Lalu kita akan mengikuti kisah Ove selanjutnya, bagaimana kehidupannya di neighbourhood-nya itu serta seluk beluk beberapa konflik-konflik kecil yang mungkin terjadi antar-tetangga gitu-gitu lah ya. Dan di sini pada satu titik kita akan mengikuti cerita ketika Ove ini masih kecil. Bagaimana dirinya hidup dan besar dengan keadaan yang mungkin cukup menguntungkan hingga dirinya dewasa dan menikah, dan menemukan hal-hal baru alias arti penting kehidupan itu sendiri.
Jujur bagaimana cerita-cerita yang disampaikan baik dalam alur maju atau pun alur mundur sanggup membuatku menaruh empati karena unsur heartwarming yang dibangun cukup perlahan-lahan sehingga membuat pembaca merasa cozy.

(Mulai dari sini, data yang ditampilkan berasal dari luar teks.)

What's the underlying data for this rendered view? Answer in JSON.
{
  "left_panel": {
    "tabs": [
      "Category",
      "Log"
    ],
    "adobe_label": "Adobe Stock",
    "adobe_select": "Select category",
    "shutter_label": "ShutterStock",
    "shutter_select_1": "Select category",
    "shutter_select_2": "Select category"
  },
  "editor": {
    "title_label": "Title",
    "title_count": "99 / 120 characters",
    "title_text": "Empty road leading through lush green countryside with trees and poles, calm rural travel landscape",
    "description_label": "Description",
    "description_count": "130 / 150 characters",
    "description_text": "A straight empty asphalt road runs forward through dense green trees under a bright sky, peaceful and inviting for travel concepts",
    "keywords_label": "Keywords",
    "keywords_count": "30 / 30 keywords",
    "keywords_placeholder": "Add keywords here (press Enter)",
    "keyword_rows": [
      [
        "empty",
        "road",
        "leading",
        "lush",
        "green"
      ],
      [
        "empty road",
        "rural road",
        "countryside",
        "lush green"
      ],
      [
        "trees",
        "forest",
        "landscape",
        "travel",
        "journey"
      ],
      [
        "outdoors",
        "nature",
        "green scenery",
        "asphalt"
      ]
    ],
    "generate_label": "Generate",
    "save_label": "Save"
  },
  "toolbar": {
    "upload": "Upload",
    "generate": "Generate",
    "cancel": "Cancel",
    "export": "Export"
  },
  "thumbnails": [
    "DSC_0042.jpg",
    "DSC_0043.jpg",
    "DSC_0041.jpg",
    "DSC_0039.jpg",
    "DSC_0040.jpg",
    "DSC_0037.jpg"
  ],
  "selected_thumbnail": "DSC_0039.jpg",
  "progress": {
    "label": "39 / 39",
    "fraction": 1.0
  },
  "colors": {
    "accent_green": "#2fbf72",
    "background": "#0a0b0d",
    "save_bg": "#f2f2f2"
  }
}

Selanjutnya untuk tokoh-tokoh, di sini ada lumayan banyak sebenarnya dan aku bisa bilang kalau hampir kesemua tokoh di sini cukup memainkan peran yang aktif dalam ceritanya. Awalnya mungkin kalian akan dibuat bingung dan merasa tokoh-tokoh ini nggak penting yang hanya membuat hidup suasana neighbourhood-nya saja. Tapi ada satu titik di mana tokoh-tokoh ini saling berkumpul sehingga peran mereka benar-benar main di dalam sini.
Sifat masing-masing tokoh yang mungkin nyeleneh, mengingat mereka ini bisa dibilang dewasa juga, sedikit banyak membuatku geleng-geleng kepala. Bahkan Ove sendiri pun merasa hal ini cukup merisaukannya sendiri.
Hal yang aku suka dari novel ini adalah dengan bagaimana penulis mampu menuturkan isi pikiran orang tua. Meskipun aku sendiri nggak tahu sebenarnya apa yang ada di pikiran mereka secara spesifik. Namun dengan seiring banyaknya waktu yang mereka timbun, mereka juga semakin banyak mengenang suatu kejadian yang tidak terkecuali dialami sendiri oleh Ove. Mengikuti kisah Ove cilik hingga Ove yang sekarang juga menurutku sayang untuk dilewatkan.
Kemudian aku juga suka dengan bagaimana penulis mampu menyelipkan sedikit isu-isu sosial yang mungkin beredar seperti hak para perempuan. Meskipun unsur-unsur tersebut tidak terlalu gamblang alias kulitnya saja, tapi cukup lah untuk membuat percikan-percikan menggugah di dalam novel ini.
Sementara untuk hal yang kurang aku suka mungkin terletak pada beberapa bagian, narasinya cukup deskriptif sehingga kesannya seperti too much information. Terkadang aku merasa bosan dan di beberapa bagian juga cukup repetitif, sehingga aku kadang bingung merasa pernah membaca bagian yang itu sebelumnya.
Akan tetapi aku tetap menyukai novel ini. Novel yang ditutup dengan ending yang sanggup menghangatkan hati dan membawa banyak sekali pesan-pesan. Jadi aku mau kasih 4,5 bintang untuk novel yang ini. Aku rekomendasikan novel ini buat kamu yang mungkin cari bacaan ringan atau menjadi bacaan selingan sebelum melanjutkan menuju beberapa bacaan yang mungkin terkesan lebih berat.
Oke itu tadi adalah ulasanku mengenai novel A Man Called Ove yang ditulis oleh Fredrick Backman. Kalau kamu sudah baca sampai sini aku ucapin terima kasih ya! Dan sampai sini dulu blognya, kita ketemu lagi di blog yang selanjutnya!